By Walid Abdullah
TRIPOLI/RABAT (AA) - The total number of undocumented migrants in Libya has hit the half-million mark, Fayez al-Sarraj, head of Libya’s UN-backed unity government, has said.
Al-Sarraj made the assertion on Wednesday evening at the fifth African Union-European Union (AU-EU) Summit now underway in the Ivorian city of Abidjan.
The vast majority of undocumented migrants -- some 95 percent -- hail from African countries, he said.
According to al-Sarraj, roughly 20,000 undocumented migrants -- about 4 percent of the total -- were currently residing in government-run shelters that have been set up across the country.
The rest, he said, had been absorbed by the local labor market despite what he described as Libya’s “difficult” economic circumstances.

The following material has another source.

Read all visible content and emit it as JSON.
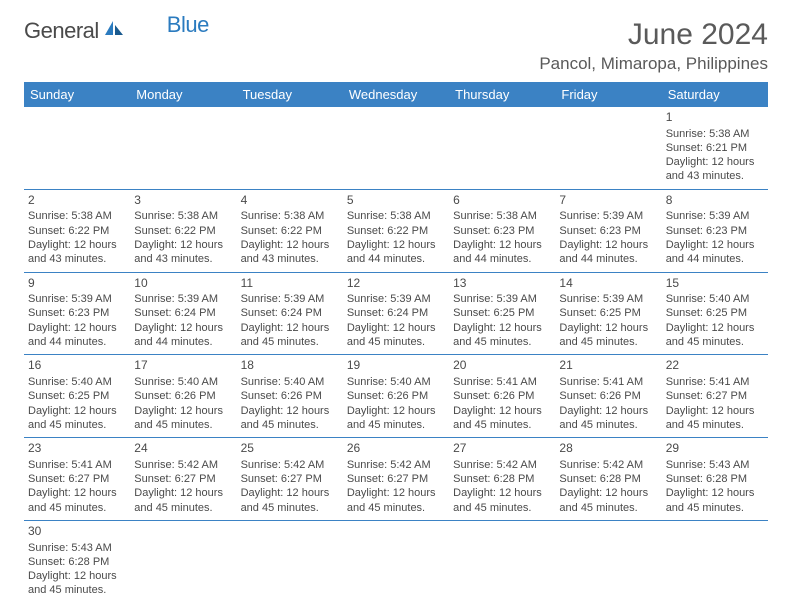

In recent years, Libya has become a transit hub for undocumented African migrants seeking greener pastures in Europe.
Many of these end up being recruited by armed militias or exploited by local terrorist groups.
Libya has remained dogged by violence and chaos since 2011, when a bloody uprising led to the ouster and death of longtime President Muammar Gaddafi after more than four decades in power.
The ensuing power vacuum led to the emergence of several competing seats of government and a host of heavily-armed militia groups.
-Slavery
Earlier this month, U.S. television network CNN reported that many African migrants in Libya had been captured by local criminal gangs and sold into slavery in lawless regions near Tripoli.
On Wednesday, Moroccan King Mohammed VI condemned these practices, which he described as “incompatible with basic human rights and values”.
He made the remarks in a written statement read out at the AU-EU Summit.
"These practices, perpetrated by armed militias outside the control of the Libyan government, are incompatible with basic human rights and the values and traditions of the Libyan people," he asserted.